As for Lange, he's had loads of scouts stop by his games to see him and his teammate Montre Harrison, who should be a first-round pick. Scout's Kiley McDaniel pegs Lange as a possible 6-8 rounder, and LSU would feel comfortable about keeping him if that's where he lands after Coach Dunn met with him a couple weeks ago.

"He said Lange gave him every reason to think he's coming to school," our source said. "He doesn't think he's ready for pro ball, and the mom's very academic-driven, so we don't think we're going to have a problem there."

LSU's confident they'll keep Brother Martin's Greg Deichmann
Position players Greg Deichmann (Brother Martin) and Bobby Bradley (Gulfport, Miss.) could very well go in the first 10 rounds as well. McDaniel has both in the Top 10 draft prospects from Arkansas, Louisiana and Mississippi, with a third-fourth round grade. Our source is extremely confident that Deichmann will come to college if that's where he's selected, as that home-state appeal is big for him.

Our source was also optimistic they'll keep Bradley, a power-hitting first baseman, if he isn't taken until the fourth round.

"If Bradley gets called in the fourth round, he's not going to sign for that," our source said. "He's given us every indication that he won't."
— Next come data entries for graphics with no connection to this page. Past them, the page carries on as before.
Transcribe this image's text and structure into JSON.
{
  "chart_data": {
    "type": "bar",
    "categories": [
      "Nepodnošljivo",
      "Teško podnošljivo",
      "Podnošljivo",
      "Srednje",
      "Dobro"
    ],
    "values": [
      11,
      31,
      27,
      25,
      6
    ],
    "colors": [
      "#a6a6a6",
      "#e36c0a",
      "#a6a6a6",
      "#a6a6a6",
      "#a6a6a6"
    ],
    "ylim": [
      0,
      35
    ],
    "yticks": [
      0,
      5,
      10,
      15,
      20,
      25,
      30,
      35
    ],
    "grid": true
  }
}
As for the rest of LSU's signing class, projections have a handful of players pegged outside of the top 10 rounds but with the potential to move up. Mike Papierski, Jake Latz, Doug Norman and Grayson Byrd could all be taken within the first 10 rounds, but LSU is confident in holding on to all four. Austin Bain has also been mentioned as a possible draftee, but our source said he's already told scouts not to come watch him as he's 100 percent committed to going to school.
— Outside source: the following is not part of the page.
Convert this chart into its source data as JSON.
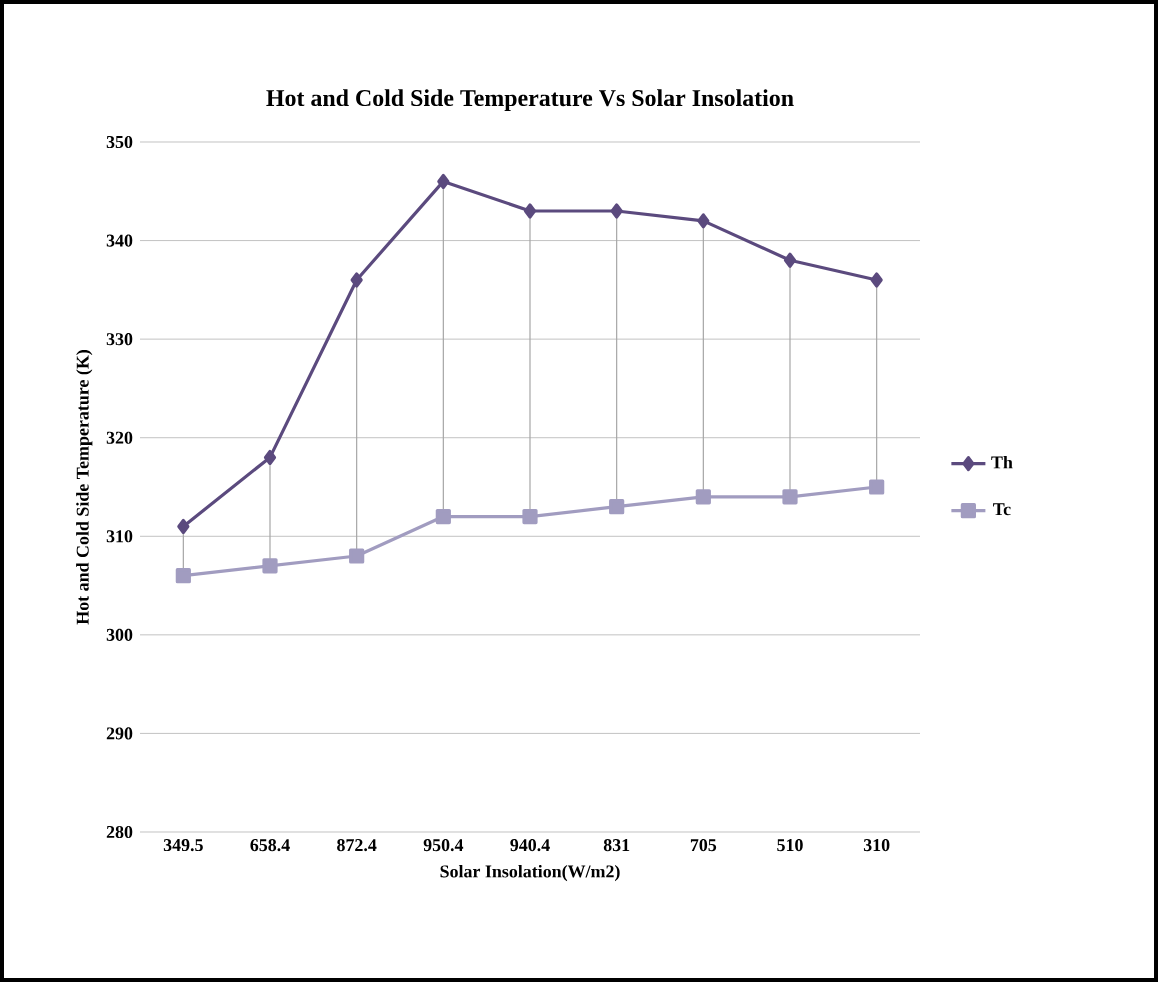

A handful of underclassmen on the current team could hear their name called during the MLB Draft. Aaron Nola's seen his stock rise with a strong junior season and he's solidified himself as a Top 10 overall pick, which would give the Tigers two in the last three years (Kevin Gausman, fourth overall 2012).

Closer Joe Broussard will likely be taken early in the draft as well, and LSU expects him to sign. Mark Laird's a draft-eligible sophomore with some projections pegging him as a possible fifth rounder, but LSU believes he'll return for another season.

"I can see that because he runs so well," our source said. "That tool's always going to play at the next level. But from a maturity and development standpoint, he's pretty much telling us he's committed to coming back."

The first two rounds of the MLB Draft will be conducted June 5, with rounds 3 through 10 on June 6. The final 30 rounds will take place on June 7.